Gli echi della strage di Capodanno in Turchia sono ancora fortissimi. Lo Stato Islamico ha rivendicato l'attentato ed Ankara sta probabilmente pagando gli 'equilibrismi politici' del sultano. Da fedele, si fa per dire, alleato degli Stati Uniti e potente partner NATO al 'flirt' con la Russia di Vladimir Putin - con la quale poco più di un anno fa la tensione aveva raggiunto livelli altissimi - il passo è stato molto lungo. Le relazioni con Washington si sono rapidamente deteriorate dopo il tentato golpe dello scorso luglio. In quella circostanza, Recep Erdogan aveva accusato gli Stati Uniti di 'proteggere' Fethullah Gulen, attualmente rifugiato in Pennsylvania, considerato la 'mente' del fallito colpo di stato.
Un'alleanza conveniente, in attesa di Trump
Pochi giorni fa lo stesso presidente turco aveva puntato nuovamente l'indice sulla Casa Bianca che secondo Ankara sarebbe tra i 'sostenitori' dello Stato Islamico.
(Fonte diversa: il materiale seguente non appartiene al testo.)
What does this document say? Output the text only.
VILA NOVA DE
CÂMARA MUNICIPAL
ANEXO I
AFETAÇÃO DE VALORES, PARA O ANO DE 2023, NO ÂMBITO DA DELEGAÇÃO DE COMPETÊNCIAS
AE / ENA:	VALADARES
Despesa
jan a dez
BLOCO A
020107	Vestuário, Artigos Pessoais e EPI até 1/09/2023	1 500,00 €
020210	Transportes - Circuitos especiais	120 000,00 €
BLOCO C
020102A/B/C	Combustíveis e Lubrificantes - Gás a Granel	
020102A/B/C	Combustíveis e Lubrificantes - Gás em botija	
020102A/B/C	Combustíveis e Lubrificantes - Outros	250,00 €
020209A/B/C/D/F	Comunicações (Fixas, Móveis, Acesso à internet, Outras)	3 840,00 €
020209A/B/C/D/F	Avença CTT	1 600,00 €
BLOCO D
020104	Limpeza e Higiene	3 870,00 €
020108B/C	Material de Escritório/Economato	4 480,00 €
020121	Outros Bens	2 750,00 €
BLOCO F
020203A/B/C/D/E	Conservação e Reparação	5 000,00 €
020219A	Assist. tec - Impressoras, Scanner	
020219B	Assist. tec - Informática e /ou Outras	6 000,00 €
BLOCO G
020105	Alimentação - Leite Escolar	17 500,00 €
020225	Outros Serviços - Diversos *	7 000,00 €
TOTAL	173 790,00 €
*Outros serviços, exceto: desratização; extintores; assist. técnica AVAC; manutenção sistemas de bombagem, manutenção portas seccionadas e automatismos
La Turchia attuale si fida poco degli Stati Uniti ed ha compreso la convenienza dell'alleanza con Mosca che gli garantisce un ruolo importante in Medio Oriente e la protezione dei confini contro la 'minaccia curda'. Per questo ha cambiato anche la sua posizione contro il presidente siriano Bashar al-Assad, diventato improvvisamente 'tollerabile'. Dinanzi a questa prospettiva, le ritorsioni islamiste sono uno scotto che Erdogan è pronto a pagare dinanzi ai nuovi, importanti sviluppi internazionali.
Questo scenario, infatti, potrebbe determinare la fuoriuscita di Ankara dall'Alleanza Atlantica, soluzione drastica ma nemmeno così scontata. L'arrivo di Donald Trump alla guida della Casa Bianca, infatti, potrebbe mutare i rapporti diplomatici tra i due Paesi, attualmente in crisi. Oltretutto, le affermazioni del presidente eletto degli Stati Uniti che considera la NATO ormai "obsoleta", preannunciano nuove strategie e svolte determinanti in tal senso.
Un altro tassello al posto giusto
Il brillante mosaico composto dal Cremlino sta davvero ponendo tutti i tasselli al posto giusto. Un lavoro meticoloso iniziato nel 2014 con l'annessione della Crimea. Il referendum che ha sancito la volontà popolare della penisola di diventare parte integrante della Federazione russa ha causato le note sanzioni economiche contro Mosca e la sospensione della Russia dal G8 che, stando alle recenti dichiarazioni del ministro degli esteri, Sergej Lavrov, potrebbe diventare definitiva anche perché al Cremlino interessa poco farne parte.
Grazie alla Crimea, la Russia è attualmente diventata la forza dominante sul Mar Nero. L'alleanza con la Turchia serve invece a garantire la 'strada' del Mediterraneo e se Ankara riterrà opportuno tagliare il cordone con la NATO, la vittoria politica di Putin assumerà dimensioni enormi. Secondo la stampa tedesca, a scriverlo è il Frankfurter Allgemeine Zeitung, la possibile rottura definitiva della Turchia con l'Occidente stravolgerebbe gli equilibri geopolitici in maniera più determinante dell'ormai probabile vittoria strategica in Siria.
Alleanze militari con il vincolo economico
Tornando al disegno di Donald Trump relativo alla NATO, somiglia tanto alla tristemente famosa berlina. Il presidente eletto degli Stati Uniti ha spesso definito l'Alleanza Atlantica "troppo dispendiosa" per gli States e la sua intenzione sarebbe quella di vincolare eventuali aiuti militari ai Paesi membri ad ogni singolo contributo.
In parole povere, gli Stati dal peso economico minore in seno alla NATO potrebbero non essere 'meritevoli' dell'invio di truppe a difesa dei confini. Una politica che, se tramutata in realtà, farebbe venir meno i principi stessi sui quali si basa la principale alleanza militare occidentale dal dopoguerra ad oggi. Se non è il canto del cigno, poco ci manca.